Perform a modified dplyr::full_join() on x and y, returning all columns from x, non-matching rows from x, and all rows from y. Essentially replace_join() replaces matching rows in x with corresponding rows from y and adds all unmatched rows from y.

Usage

replace_join(
  x,
  y,
  replace_col,
  by = dplyr::intersect(names(x), names(y)) %>% dplyr::setdiff(replace_col),
  copy = FALSE,
  suffix = c(".x", ".y"),
  ...
)

Arguments

x

object on which replace_join will be performed. x is the data frame in which rows will be replaced by matching rows from y.

y

object on which replace_join will be performed. y is the data frame from which replacement rows are obtained when matching rows are found and from which unmatching rows are added to the outgoing data frame.

replace_col

the string name of the column (common to both x and y) whose values in y will be inserted into x where row matches are found for the by columns. replace_col should not be in by. The default value of by ensures that replace_col is not in by.

by

the string names of columns (common to x and y) on which matching rows will be determined. Default is dplyr::intersect(names(x), names(y)) %>% dplyr::setdiff(replace_col). This default ensures that replace_col is not in by, as required.

copy

passed to dplyr::left_join(). Default value is FALSE.

suffix

appended to replace_col to form the names of columns created in x during the internal dplyr::left_join() operation. Default is c(".x", ".y"), same as the default for dplyr::full_join().

...

passed to dplyr::full_join()

Value

a copy of x in which matching by rows are replaced by matched rows from y and unmatched rows from y are added to x.

Details

If x contains multiple matching rows, matching rows in y are inserted into x at each matching location. If y contains multiple matching rows, all are inserted into x at each matching location. See examples.

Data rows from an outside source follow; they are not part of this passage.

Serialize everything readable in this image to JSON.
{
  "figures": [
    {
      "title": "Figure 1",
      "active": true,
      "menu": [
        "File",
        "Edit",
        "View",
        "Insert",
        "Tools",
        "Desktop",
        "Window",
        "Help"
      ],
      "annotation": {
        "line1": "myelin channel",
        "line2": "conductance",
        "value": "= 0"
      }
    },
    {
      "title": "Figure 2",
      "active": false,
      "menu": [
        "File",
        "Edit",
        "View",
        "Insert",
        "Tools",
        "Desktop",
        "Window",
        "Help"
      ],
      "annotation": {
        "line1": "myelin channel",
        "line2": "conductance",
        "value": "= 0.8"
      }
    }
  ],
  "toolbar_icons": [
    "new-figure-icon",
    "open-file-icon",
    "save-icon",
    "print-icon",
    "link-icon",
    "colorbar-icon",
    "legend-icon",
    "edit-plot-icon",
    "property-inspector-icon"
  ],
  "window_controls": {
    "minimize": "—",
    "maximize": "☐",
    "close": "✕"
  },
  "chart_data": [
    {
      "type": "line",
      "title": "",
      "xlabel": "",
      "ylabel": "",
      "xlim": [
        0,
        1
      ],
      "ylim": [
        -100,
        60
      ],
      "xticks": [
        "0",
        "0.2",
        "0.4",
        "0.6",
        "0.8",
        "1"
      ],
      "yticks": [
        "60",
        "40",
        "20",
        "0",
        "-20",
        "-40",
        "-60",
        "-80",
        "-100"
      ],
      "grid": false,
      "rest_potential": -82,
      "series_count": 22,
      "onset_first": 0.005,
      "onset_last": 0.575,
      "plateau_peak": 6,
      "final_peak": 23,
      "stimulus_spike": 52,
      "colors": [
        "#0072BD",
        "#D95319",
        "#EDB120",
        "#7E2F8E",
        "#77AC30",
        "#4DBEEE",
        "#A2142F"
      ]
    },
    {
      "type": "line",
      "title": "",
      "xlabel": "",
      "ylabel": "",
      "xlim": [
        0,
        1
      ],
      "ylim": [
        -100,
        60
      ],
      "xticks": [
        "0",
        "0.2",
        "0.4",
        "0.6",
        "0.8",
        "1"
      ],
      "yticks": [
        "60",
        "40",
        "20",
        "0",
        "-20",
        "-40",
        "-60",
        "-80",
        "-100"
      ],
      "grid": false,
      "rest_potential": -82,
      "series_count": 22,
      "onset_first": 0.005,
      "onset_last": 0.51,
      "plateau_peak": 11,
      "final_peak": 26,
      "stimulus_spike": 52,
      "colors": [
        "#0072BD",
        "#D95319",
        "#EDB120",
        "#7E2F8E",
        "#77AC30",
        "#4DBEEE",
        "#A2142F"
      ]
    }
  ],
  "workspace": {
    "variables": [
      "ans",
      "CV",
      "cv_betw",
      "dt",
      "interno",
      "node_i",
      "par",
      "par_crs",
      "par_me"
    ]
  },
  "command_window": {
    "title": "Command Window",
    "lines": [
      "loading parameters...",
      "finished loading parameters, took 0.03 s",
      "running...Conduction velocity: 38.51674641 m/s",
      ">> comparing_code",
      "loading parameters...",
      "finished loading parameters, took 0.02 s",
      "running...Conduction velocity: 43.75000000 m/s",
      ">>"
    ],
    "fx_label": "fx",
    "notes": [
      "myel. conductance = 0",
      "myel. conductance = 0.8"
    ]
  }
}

Columns of x and y named in by and replace_col should not be factors.

If replace_col is not in both x and y, x is returned, unmodified.

Examples

DFA <- data.frame(x = c(1, 2), y = c("A", "B"), stringsAsFactors = FALSE)
DFB <- data.frame(x = c(2, 3), y = c("C", "D"), stringsAsFactors = FALSE)
replace_join(DFA, DFB, replace_col = "y")
#>   x y
#> 1 1 A
#> 2 2 C
#> 3 3 D
replace_join(DFB, DFA, replace_col = "y")
#>   x y
#> 1 2 B
#> 2 3 D
#> 3 1 A
DFC <- data.frame(x = c(2, 2), y = c("M", "N"), stringsAsFactors = FALSE)
replace_join(DFA, DFC, replace_col = "y")
#>   x y
#> 1 1 A
#> 2 2 M
#> 3 2 N
replace_join(DFC, DFA, replace_col = "y")
#>   x y
#> 1 2 B
#> 2 2 B
#> 3 1 A
DFD <- data.frame(x = c(2, 2), y = c("A", "B"), stringsAsFactors = FALSE)
replace_join(DFC, DFD, replace_col = "y")
#>   x y
#> 1 2 A
#> 2 2 B
#> 3 2 A
#> 4 2 B